Kort na de Tweede Wereldoorlog hebben de Nederlandse en Belgische overheden besloten dat er een geüniformeerde spelling moest zijn, die in Nederland werd vastgelegd in de Spellingswet 1947. Deze trad in 1954 in werking en voldeed uitstekend, maar sommigen maakten bezwaar tegen het verschijnsel ‘voorkeurspelling’ en oordeelden dat het onderscheid tussen mannelijke en vrouwelijke woorden niet langer van deze tijd was. Dus werd de wet in de jaren negentig gewijzigd; de nieuwe regels werden gepubliceerd in het Spellingsbesluit 1995 en vervolgens aan de burger uitgelegd in Het Groene Boekje. Helaas is dat zó gebruiksonvriendelijk dat het fouten in de hand werkt.
1995
Ik werd voor het eerst met het probleem geconfronteerd bij de correctie van mijn boek De randen van de aarde. Daarna zijn vijf van mijn eigen boeken door persklaarmakers en correctoren bekeken, heb ik zelf artikelen en boeken geredigeerd en heb ik ook wel eens een corrector gecorrigeerd. Ik wil niet zeggen dat ik de grootste spellingsexpert van ons taalgebied ben, maar kan wel voorbeelden aanhalen die zich in de praktijk hebben voorgedaan.

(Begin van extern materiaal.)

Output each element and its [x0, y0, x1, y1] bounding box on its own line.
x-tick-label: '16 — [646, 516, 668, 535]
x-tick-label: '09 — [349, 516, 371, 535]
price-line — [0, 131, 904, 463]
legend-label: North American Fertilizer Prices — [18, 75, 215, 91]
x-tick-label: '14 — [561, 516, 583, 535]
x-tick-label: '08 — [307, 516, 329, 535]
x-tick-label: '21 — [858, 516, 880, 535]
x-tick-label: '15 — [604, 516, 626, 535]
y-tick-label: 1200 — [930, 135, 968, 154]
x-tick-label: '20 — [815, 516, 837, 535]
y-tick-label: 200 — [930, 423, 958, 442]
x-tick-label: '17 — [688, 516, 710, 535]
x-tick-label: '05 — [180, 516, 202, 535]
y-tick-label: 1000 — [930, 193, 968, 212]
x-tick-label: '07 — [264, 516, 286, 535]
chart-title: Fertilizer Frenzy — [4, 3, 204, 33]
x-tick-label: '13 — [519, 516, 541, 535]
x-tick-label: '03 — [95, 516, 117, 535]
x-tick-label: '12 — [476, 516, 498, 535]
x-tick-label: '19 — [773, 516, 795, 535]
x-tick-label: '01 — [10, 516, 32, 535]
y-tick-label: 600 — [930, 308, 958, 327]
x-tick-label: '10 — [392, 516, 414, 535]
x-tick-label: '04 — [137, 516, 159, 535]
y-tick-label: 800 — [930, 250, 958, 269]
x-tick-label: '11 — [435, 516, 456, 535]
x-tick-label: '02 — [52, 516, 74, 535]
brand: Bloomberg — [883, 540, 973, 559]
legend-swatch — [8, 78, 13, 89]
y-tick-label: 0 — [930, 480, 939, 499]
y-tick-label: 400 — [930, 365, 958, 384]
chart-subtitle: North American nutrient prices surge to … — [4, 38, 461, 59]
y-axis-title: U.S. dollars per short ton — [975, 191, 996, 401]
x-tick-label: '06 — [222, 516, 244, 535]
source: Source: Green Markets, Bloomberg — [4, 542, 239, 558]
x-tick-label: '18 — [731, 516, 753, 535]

Ik ben bijvoorbeeld van beroep oudhistoricus, iemand die de Oudheid bestudeert. Het Groene Boekje van 1995 vermeldde alleen de oud-historicus, iemand die met het vak is gestopt. De reden hiervoor was dat het niet alle, maar de meest voorkomende woorden bevatte en er nu eenmaal meer gepensioneerde geschiedenisleraren zijn dan docenten oude geschiedenis. Helaas herkende niet iedereen de onvolledigheid van de woordenlijst. Sommige oudhistorici gingen oud-historicus schrijven of zich, als men begreep dat dit onjuist was, aanduiden als klassiek historicus. Zelfs universitair medewerkers, intelligente mensen toch, hadden niet door dat de woordenlijst gewoon onvolledig was.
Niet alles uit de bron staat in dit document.